Foregrounding the music invites the audience to feel what their hero is feeling at that moment. As Bowie’s ‘Heroes’ erupts, Charlie, standing up in the back of a moving car, proclaims “we are infinite”. The audience, like the protagonist, is overcome with emotion. Conversely, music can also be used to project irony. As Patrick Bateman brutally murders Paul Allen, we listen to the upbeat ‘Hip to be Square’. The audience is made to feel uneasy through this dichotomy.
Now it's important to differentiate between a film that achieves a good overall soundtrack or just a great needle drop moment. While the needle drop is foregrounded, the overall soundtrack is at times subtle and at others loud and in your face. The soundtrack, like the actors’ performances, aims to achieve the ‘show notdon’t tell’. It’s the music’s varied interaction with the narrative, characters and audience that ultimately adds dimension to the film.
One great example of the amalgamation of the above is Wes Anderson’s The Royal Tenenbaums. As Margot steps off the bus to reunite with her lovelorn brother Richie, Nico’s ‘These Days’ begins to play. Tonally the warm guitar and longing violin reflect Richie’s longing for Margot in this scene. Lyrically the proclamation “I seem to think a lot about the things that I forgot to do” rings true for a romance that never had the chance to flourish. Later in the film, we get the antithesis of this warmness, as Elliott Smith’s ‘Needle in the Hay’ plays during Richie’s suicide attempt. Smith’s song, notably about the excruciating pains of addiction, surrounds the audience with Richie’s feelings. The audience begins to understand. Elliott’s scratchy vocals and consistent down strums on his guitar mimic the rawness of Richie’s actions.
But excellent film soundtracking can be used in more ways than one. Baby Driver prioritises its music as the soundtrack fuels action. Throughout the film, all scenes where Baby listens to music are edited in perfect synchrony with the beats of the music.

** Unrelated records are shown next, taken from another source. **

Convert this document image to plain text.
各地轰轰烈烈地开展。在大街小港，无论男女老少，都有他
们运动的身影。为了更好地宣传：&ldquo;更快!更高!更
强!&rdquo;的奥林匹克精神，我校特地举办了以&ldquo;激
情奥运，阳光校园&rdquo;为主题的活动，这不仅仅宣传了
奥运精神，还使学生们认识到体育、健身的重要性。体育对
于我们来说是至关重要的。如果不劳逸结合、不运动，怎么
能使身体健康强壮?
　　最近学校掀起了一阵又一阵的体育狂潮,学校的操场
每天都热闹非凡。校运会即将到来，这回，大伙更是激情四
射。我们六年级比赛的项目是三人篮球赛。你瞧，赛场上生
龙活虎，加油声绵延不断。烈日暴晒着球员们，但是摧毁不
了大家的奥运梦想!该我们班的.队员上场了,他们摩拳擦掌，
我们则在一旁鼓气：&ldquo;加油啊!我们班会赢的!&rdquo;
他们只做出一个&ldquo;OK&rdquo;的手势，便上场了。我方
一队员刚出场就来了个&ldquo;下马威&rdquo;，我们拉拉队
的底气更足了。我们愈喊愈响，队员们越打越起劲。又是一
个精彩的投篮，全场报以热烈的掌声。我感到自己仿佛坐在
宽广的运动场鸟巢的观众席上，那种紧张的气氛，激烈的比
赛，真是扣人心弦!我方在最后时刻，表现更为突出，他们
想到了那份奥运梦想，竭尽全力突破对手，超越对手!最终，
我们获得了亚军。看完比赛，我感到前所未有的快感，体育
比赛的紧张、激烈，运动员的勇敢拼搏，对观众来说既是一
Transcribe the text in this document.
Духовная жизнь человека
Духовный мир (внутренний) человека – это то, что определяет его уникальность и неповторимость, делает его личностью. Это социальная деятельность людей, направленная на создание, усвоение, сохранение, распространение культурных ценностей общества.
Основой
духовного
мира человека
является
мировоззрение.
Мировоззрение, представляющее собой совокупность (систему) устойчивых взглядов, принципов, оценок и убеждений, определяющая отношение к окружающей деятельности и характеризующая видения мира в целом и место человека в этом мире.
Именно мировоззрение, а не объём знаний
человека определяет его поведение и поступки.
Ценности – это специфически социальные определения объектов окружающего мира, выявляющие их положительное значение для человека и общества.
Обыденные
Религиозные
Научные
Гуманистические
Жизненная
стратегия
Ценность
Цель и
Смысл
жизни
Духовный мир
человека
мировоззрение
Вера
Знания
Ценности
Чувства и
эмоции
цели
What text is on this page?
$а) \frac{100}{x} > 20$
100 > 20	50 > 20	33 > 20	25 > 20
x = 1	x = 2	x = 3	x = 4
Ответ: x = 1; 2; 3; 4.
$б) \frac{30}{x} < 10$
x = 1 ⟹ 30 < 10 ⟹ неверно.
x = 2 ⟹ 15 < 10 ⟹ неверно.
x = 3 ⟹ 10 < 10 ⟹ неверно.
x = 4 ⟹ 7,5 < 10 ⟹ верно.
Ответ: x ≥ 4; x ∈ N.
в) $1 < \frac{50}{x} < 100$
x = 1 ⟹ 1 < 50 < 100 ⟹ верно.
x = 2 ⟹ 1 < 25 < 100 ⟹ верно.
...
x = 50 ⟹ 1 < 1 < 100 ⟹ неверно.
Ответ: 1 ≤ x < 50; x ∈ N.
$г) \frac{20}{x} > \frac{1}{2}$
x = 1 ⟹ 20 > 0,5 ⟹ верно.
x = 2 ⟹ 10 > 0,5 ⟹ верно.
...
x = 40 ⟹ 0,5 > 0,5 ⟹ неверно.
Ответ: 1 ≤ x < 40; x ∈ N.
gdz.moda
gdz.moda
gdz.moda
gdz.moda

As the gang is robbing a bank, Baby plays ‘Bell Bottoms’ on his iPod, and the scene is flawlessly in sync with the beat. The music, once again, allows the audience to live through Baby’s eyes.
This type of diegetic soundtrack is used in a more obvious way in Dazed and Confused. The film is about teenagers hanging out, so music only ever plays from the teenagers’ car stereos. As ‘Low Rider’ plays on the radio, and some characters sing along to the song and others actively interact with it by turning the volume down to speak, we are invited to hang out with the characters.
In my opinion, you can’t talk about great film soundtracks without mentioning Forrest Gump. The film’s soundtrack receives the highest praise: “it fits perfectly”. Forrest Gump is an exploration of the American timeline from the 1950s to 80s, and so its music too follows this timeline. It’s not only an exploration of the historical events that took place but also the music that defined those decades. The music is fundamentally linked with the narrative as it is a crucial part of the film’s world-building. This was a notoriously expensive soundtrack to produce, as it included the likes of Elvis, Aretha Franklin, Fleetwood Mac and many more. The studio rejected it until Zemeckis presented the soundtrack at its first screening for Paramount. Approval was instant. Indeed, “the Forrest Gump soundtrack isn’t [just] the soundtrack of a movie; it’s the soundtrack of America in the 20th century”. Yes, every song throughout the film helps the audience relate to its characters' feelings, but this tells the story — now so iconic it sits with us for the rest of time — Gump’s journey through the ever-changing America.
Clearly what makes a good film soundtrack is not a matter of strict binaries, as soundtracking can be used in so many ways to complement the storytelling. A good soundtrack should be multifaceted, in that it reciprocates the scenes’ tone, gives insight into the characters’ psyche during crucial moments, allows the audience to indirectly feel included in the action and at the end of the day sounds good in accompaniment to the visual.